Under usual circumstances employers would have soon faced deadlines for data submission. For public sector employers this would have been midnight of 30 March, while for private and voluntary sector employers this would have been midnight of 4 April.

In a joint statement, Minister for Women and Equalities Liz Truss and Equality and Human Rights Commission Chair David Isaac said: “We recognise that employers across the country are facing unprecedented uncertainty and pressure at this time.

“Because of this we feel it is only right to suspend enforcement of gender pay gap reporting this year.”

This development follows other measures by government to reduce pressure on businesses, including the deferment of VAT and income tax payments.

Under normal circumstances the Commission has the power to investigate employers failing to report gender pay gap data.
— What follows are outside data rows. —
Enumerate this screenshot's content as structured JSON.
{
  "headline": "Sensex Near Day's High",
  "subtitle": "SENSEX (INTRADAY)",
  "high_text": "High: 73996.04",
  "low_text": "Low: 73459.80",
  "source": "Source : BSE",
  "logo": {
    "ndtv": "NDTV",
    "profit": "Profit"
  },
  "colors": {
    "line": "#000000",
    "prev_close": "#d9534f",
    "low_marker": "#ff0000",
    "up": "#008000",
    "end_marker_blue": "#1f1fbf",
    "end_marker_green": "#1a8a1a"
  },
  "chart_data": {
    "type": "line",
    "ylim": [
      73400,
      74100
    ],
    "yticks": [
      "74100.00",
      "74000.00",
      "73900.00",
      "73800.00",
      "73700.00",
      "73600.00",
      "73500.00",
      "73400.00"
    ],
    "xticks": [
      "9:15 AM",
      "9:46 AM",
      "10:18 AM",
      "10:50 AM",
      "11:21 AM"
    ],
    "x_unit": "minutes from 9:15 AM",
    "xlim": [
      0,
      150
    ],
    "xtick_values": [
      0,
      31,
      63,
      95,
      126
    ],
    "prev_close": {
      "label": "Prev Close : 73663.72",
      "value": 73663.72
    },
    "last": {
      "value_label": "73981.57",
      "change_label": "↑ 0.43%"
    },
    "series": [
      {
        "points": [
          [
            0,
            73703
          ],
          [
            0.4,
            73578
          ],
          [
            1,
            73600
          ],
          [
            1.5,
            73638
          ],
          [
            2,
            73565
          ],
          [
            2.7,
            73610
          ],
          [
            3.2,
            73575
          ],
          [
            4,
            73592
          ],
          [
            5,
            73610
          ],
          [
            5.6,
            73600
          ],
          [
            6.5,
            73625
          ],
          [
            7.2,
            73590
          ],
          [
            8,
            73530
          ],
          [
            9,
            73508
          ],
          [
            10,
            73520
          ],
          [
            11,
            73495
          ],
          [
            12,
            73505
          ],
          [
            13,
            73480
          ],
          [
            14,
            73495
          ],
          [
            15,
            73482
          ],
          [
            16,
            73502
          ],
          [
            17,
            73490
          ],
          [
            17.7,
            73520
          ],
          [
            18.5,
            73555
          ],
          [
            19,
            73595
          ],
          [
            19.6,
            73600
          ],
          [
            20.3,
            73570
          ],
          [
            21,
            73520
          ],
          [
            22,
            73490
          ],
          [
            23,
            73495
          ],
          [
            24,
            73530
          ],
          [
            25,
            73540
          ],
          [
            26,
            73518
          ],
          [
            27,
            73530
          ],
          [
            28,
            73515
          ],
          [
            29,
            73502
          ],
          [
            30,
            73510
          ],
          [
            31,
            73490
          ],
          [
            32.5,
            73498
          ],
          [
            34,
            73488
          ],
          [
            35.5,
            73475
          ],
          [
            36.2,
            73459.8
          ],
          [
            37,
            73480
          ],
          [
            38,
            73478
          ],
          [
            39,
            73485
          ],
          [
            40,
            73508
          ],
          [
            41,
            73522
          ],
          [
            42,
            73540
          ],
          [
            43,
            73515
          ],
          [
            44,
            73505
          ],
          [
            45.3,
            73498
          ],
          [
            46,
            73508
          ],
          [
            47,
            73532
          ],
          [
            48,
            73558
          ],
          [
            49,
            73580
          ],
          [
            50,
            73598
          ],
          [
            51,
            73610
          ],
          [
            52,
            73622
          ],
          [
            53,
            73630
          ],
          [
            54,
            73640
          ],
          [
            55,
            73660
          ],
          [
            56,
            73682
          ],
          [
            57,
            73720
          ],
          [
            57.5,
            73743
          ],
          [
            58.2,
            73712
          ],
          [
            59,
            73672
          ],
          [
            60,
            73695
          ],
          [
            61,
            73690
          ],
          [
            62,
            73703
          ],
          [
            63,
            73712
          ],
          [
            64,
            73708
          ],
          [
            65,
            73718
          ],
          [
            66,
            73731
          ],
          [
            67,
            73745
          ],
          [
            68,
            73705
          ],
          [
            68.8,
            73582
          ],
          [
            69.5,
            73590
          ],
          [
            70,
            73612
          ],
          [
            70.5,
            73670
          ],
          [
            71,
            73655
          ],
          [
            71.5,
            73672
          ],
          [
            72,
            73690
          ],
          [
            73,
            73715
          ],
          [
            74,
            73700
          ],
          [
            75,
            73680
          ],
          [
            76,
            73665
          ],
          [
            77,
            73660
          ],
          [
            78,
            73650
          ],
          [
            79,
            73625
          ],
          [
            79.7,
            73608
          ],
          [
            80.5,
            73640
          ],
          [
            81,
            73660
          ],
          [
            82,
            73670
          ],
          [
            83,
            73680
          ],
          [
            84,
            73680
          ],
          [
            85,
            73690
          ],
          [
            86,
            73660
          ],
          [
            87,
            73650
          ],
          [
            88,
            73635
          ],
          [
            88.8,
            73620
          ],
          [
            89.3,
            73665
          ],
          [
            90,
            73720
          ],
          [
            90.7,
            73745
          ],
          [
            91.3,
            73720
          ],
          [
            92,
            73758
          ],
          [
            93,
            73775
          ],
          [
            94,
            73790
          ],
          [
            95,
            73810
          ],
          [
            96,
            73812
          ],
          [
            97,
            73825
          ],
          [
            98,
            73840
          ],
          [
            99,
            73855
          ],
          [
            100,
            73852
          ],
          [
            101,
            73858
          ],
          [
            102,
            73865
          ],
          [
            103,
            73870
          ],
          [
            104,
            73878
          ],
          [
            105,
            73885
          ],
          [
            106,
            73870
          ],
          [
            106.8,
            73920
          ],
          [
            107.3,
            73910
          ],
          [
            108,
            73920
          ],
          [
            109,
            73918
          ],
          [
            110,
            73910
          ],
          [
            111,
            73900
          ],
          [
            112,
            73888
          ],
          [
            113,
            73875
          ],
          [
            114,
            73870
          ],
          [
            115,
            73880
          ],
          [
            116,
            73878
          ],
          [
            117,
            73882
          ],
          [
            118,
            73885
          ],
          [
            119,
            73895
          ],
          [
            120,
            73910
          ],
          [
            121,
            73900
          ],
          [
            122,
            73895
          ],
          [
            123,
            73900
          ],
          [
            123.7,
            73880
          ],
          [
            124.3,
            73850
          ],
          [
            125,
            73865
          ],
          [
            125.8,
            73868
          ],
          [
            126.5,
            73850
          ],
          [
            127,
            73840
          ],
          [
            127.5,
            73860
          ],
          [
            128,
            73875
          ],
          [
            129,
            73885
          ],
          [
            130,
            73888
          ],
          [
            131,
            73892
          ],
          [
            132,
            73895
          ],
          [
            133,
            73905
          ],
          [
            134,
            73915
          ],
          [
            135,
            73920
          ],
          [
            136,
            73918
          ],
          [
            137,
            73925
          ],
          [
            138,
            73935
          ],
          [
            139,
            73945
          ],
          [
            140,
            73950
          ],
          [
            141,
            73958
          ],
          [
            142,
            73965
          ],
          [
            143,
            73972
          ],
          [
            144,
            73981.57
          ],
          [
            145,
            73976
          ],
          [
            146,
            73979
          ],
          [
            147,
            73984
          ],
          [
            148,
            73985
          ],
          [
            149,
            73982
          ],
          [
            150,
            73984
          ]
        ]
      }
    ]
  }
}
They can then be subject to unlimited fines if this results in court action.

More than 3,000 employers have already reported their data via the website this year which accounts for 26% of expected reporters.

The Equalities Office will continue to provide support to employers in reporting their data should they wish to do so.

Gender pay gap reporting has been compulsory in the UK for employers with 250 or more staff since 2017. In 2019 this resulted in over 10,500 employers submitting data and 100% compliance.

At the same time, 328 warning letters were sent for missing the deadline and 50 employers were threatened with investigation.